The ADA, on the other hand, takes a more literal view of the recent settlement. It "simply sets a definite deadline (July 28, 2009) for the FDA to complete what it began in 2002 -- a reclassification process for dental amalgam," according to an ADA press release.

The ADA makes no mention of changes on the FDA Web site (and the ADA declined requests from DrBicuspid.com to comment further.) Instead, the ADA focuses on the next step in the bureaucratic process: The FDA is officially taking comments on its current proposal to take dental amalgam out of class I and put it in class II. That change in designation simply allows the agency to regulate the use of the substance.

In the proposal, drafted in 2002, the FDA doesn't envision any warnings at all. (The words "pregnant," "fetus," and "child" don't appear in the 11,000-word document.) Rather it reviews research on the issue and finds no compelling evidence that anyone is at risk.

If this rule becomes law, the only new regulations would be labeling requirements that would spell out in greater detail what each package of encapsulated amalgam contains, instructions for how to handle it safely, and standards for what each package should contain.

That document was written -- as the ADA notes -- in 2002. So what changes since then have prompted the FDA to consider warnings against amalgam? A casual observer might assume that the mention of "developing children and fetuses" on the FDA Web site resulted from some new important research pointing to risk for young folks.

Oddly enough, the most important research on the topic -- in fact, the only large, randomized, clinically controlled trials of dental amalgam -- added to the evidence on the other side of the scale.
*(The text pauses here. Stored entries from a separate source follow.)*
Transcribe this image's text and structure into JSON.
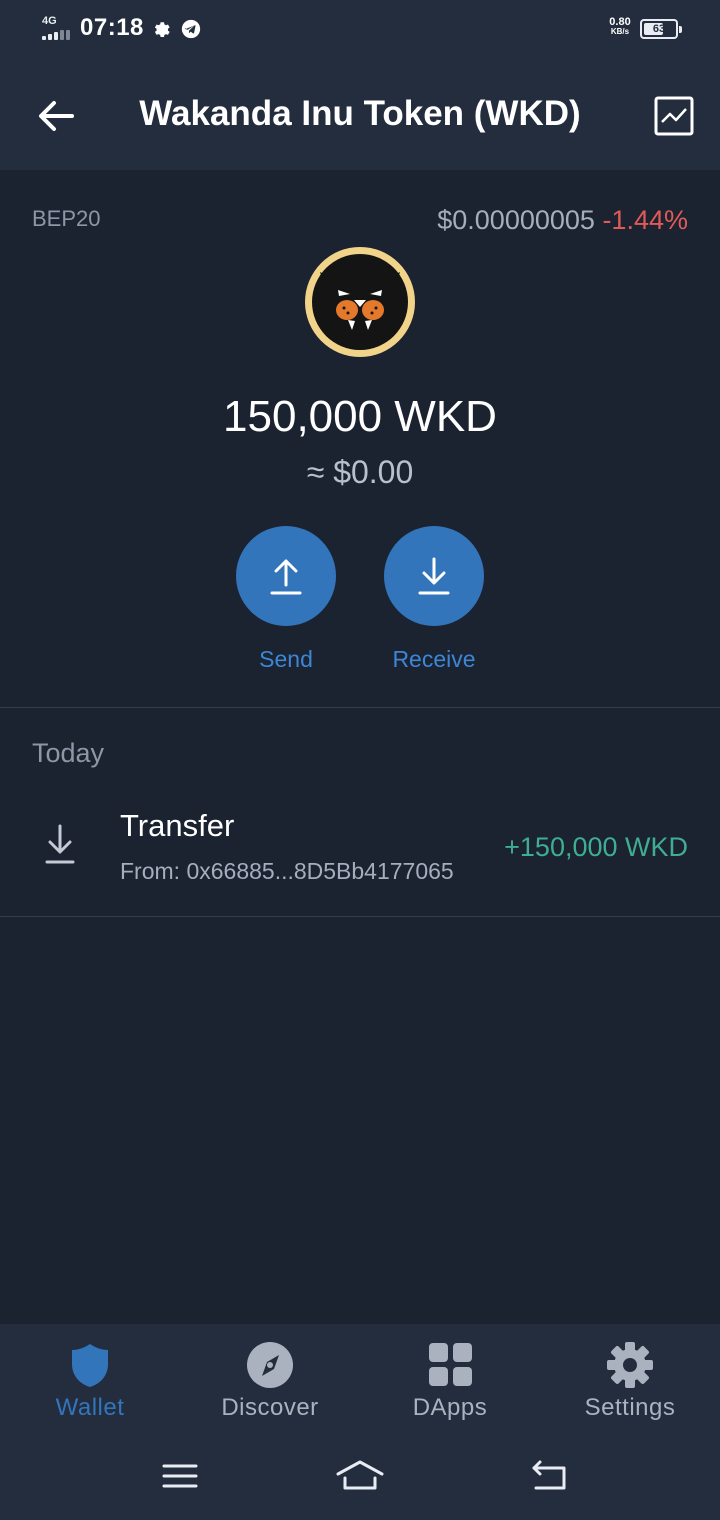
{
  "status_bar": {
    "network": "4G",
    "time": "07:18",
    "speed_value": "0.80",
    "speed_unit": "KB/s",
    "battery_level": "63",
    "battery_fraction": 0.63
  },
  "header": {
    "title": "Wakanda Inu Token (WKD)",
    "back_icon": "arrow-left-icon",
    "chart_icon": "line-chart-icon"
  },
  "token": {
    "standard": "BEP20",
    "price": "$0.00000005",
    "change": "-1.44%",
    "balance": "150,000 WKD",
    "fiat_value": "≈ $0.00"
  },
  "actions": {
    "send_label": "Send",
    "receive_label": "Receive"
  },
  "history": {
    "section_label": "Today",
    "transactions": [
      {
        "title": "Transfer",
        "subtitle": "From: 0x66885...8D5Bb4177065",
        "amount": "+150,000 WKD",
        "icon": "download-arrow-icon"
      }
    ]
  },
  "tabs": [
    {
      "label": "Wallet",
      "icon": "shield-icon",
      "active": true
    },
    {
      "label": "Discover",
      "icon": "compass-icon",
      "active": false
    },
    {
      "label": "DApps",
      "icon": "grid-icon",
      "active": false
    },
    {
      "label": "Settings",
      "icon": "gear-icon",
      "active": false
    }
  ],
  "colors": {
    "background": "#1b2230",
    "header": "#232d3d",
    "accent_blue": "#3375bb",
    "negative_red": "#e05a5a",
    "positive_green": "#3fad91"
  }
}
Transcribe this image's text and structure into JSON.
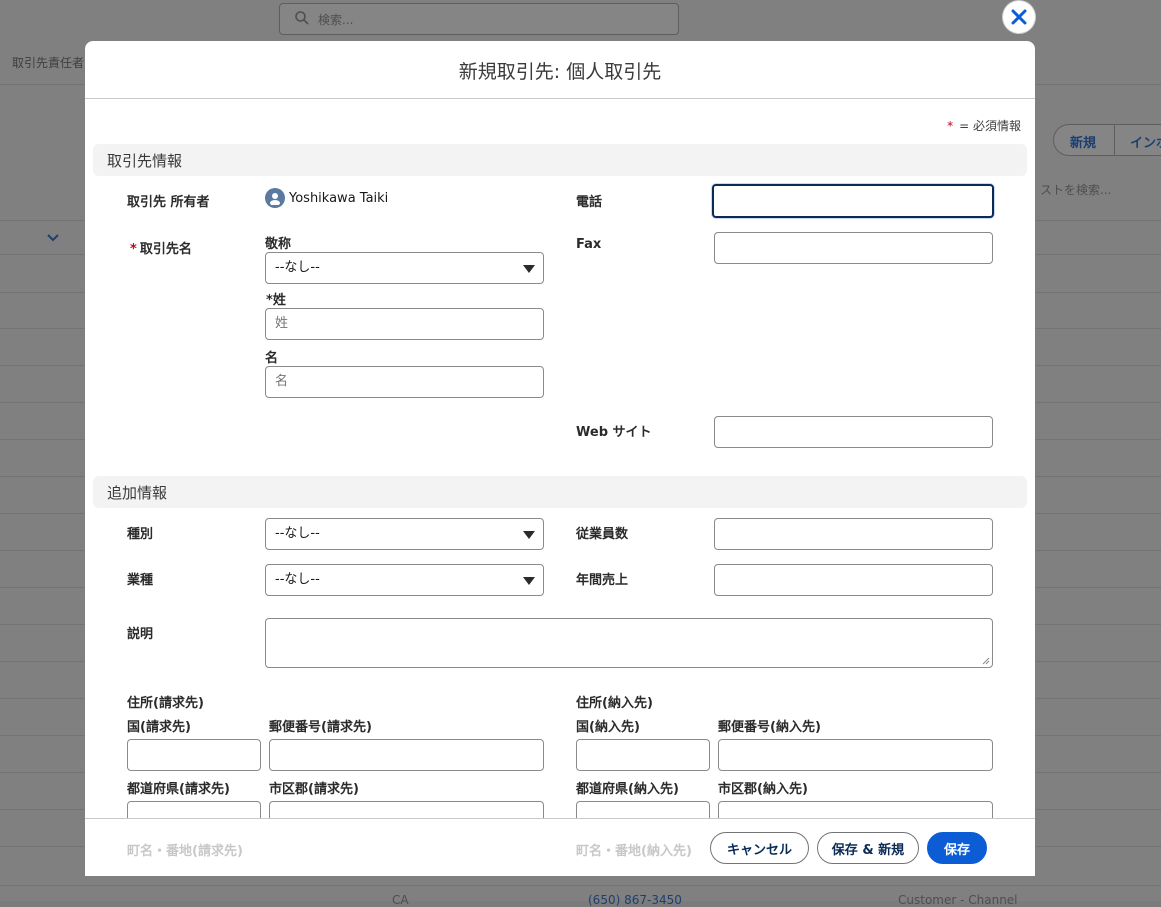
{
  "background": {
    "search_placeholder": "検索...",
    "breadcrumb": "取引先責任者",
    "new_button": "新規",
    "import_button": "インポ",
    "list_search_placeholder": "ストを検索...",
    "footer_fragment_1": "CA",
    "footer_fragment_2": "(650) 867-3450",
    "footer_fragment_3": "Customer - Channel"
  },
  "modal": {
    "title": "新規取引先: 個人取引先",
    "required_star": "*",
    "required_note": "= 必須情報"
  },
  "section_account_info": {
    "title": "取引先情報",
    "owner_label": "取引先 所有者",
    "owner_name": "Yoshikawa Taiki",
    "name_label": "取引先名",
    "salutation_label": "敬称",
    "salutation_value": "--なし--",
    "last_name_label": "姓",
    "last_name_placeholder": "姓",
    "first_name_label": "名",
    "first_name_placeholder": "名",
    "phone_label": "電話",
    "fax_label": "Fax",
    "website_label": "Web サイト"
  },
  "section_additional": {
    "title": "追加情報",
    "type_label": "種別",
    "type_value": "--なし--",
    "industry_label": "業種",
    "industry_value": "--なし--",
    "employees_label": "従業員数",
    "revenue_label": "年間売上",
    "description_label": "説明",
    "billing_heading": "住所(請求先)",
    "billing_country": "国(請求先)",
    "billing_zip": "郵便番号(請求先)",
    "billing_state": "都道府県(請求先)",
    "billing_city": "市区郡(請求先)",
    "billing_street": "町名・番地(請求先)",
    "shipping_heading": "住所(納入先)",
    "shipping_country": "国(納入先)",
    "shipping_zip": "郵便番号(納入先)",
    "shipping_state": "都道府県(納入先)",
    "shipping_city": "市区郡(納入先)",
    "shipping_street": "町名・番地(納入先)"
  },
  "footer": {
    "cancel_label": "キャンセル",
    "save_new_label": "保存 & 新規",
    "save_label": "保存"
  },
  "colors": {
    "brand": "#0b5cd5",
    "required": "#ba0517",
    "focus_border": "#0b2b57"
  },
  "icons": [
    "search-icon",
    "close-icon",
    "chevron-down-icon",
    "avatar-icon",
    "caret-down-icon",
    "resize-grip-icon"
  ]
}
Two similar studies, one conducted in New England and the other in Portugal, both found that children with amalgam restorations showed no signs of harm.
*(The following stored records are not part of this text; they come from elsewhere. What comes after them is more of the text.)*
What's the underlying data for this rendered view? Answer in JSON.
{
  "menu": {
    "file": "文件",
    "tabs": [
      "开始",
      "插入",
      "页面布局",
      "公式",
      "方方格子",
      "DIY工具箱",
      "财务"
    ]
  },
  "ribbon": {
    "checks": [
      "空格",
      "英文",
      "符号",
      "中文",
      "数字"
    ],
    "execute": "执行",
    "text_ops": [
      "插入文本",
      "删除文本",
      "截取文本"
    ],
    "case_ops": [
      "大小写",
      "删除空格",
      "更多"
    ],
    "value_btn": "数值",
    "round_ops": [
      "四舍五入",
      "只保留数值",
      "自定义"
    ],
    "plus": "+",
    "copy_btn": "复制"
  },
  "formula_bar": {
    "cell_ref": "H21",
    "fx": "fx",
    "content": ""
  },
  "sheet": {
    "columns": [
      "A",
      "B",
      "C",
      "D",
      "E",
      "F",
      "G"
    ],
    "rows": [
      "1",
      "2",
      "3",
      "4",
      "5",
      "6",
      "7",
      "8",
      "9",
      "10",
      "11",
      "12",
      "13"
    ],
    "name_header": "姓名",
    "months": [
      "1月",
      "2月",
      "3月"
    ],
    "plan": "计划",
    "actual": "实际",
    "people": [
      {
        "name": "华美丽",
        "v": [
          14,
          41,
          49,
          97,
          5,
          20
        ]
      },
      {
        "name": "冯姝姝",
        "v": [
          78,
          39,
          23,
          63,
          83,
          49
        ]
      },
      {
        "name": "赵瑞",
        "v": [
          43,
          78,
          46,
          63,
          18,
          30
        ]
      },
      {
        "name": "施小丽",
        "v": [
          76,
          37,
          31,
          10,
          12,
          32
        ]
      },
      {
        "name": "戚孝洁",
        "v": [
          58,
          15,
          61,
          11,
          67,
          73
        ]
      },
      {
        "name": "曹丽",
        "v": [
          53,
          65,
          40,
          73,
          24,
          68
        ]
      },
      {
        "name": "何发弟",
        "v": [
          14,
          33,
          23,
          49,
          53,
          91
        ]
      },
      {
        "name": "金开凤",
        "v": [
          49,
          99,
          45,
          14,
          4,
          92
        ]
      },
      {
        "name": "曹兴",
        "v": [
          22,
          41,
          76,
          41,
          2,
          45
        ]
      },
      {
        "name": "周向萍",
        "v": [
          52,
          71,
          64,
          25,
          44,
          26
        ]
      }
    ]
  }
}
Even some opponents of dental amalgam acknowledge that there isn't any evidence to show it hurts children more than anyone else. That includes Boyd Haley, Ph.D., a University of Kentucky chemist who filed an affidavit in the recently settled lawsuit. He would like to see dentists stop using dental amalgam, he told DrBicuspid.com. And there is evidence that mercury accumulates more rapidly in children than in adults. But "there haven't been any studies showing a neurological result."

Rather, the concern about children and fetuses comes from observations about other substances. For example, according to James S. Woods, Ph.D., M.P.H., a Washington University heavy metals researcher who participated in the Portugal study, pregnant women who consume too many fish containing methyl mercury (a different type and different dosage from the mercury in amalgam) are more likely to have children with birth defects. And studies on many other toxins show that developing brains are more likely to be damaged than already-developed brains.

This theoretical concern -- rather than new evidence -- may underlie the FDA's new statements about children and fetuses. The agency's Web site cites positions taken by the governments of Canada, France, and Sweden that it describes as having taken the "precautionary principle" towards dental amalgam; these countries see the restoration material as guilty until proven innocent. Since other materials -- such as composite resins -- seem to work pretty well, the thinking goes, why take a chance?

For decades now, the FDA has been unable to decide whether to subscribe to that reasoning or to the argument that whatever damage amalgam may be causing is outweighed by its benefits.

Perhaps the most important result of the new settlement is that the dickering and hesitation is over. Over the next 12 months the agency will have to climb off the fence.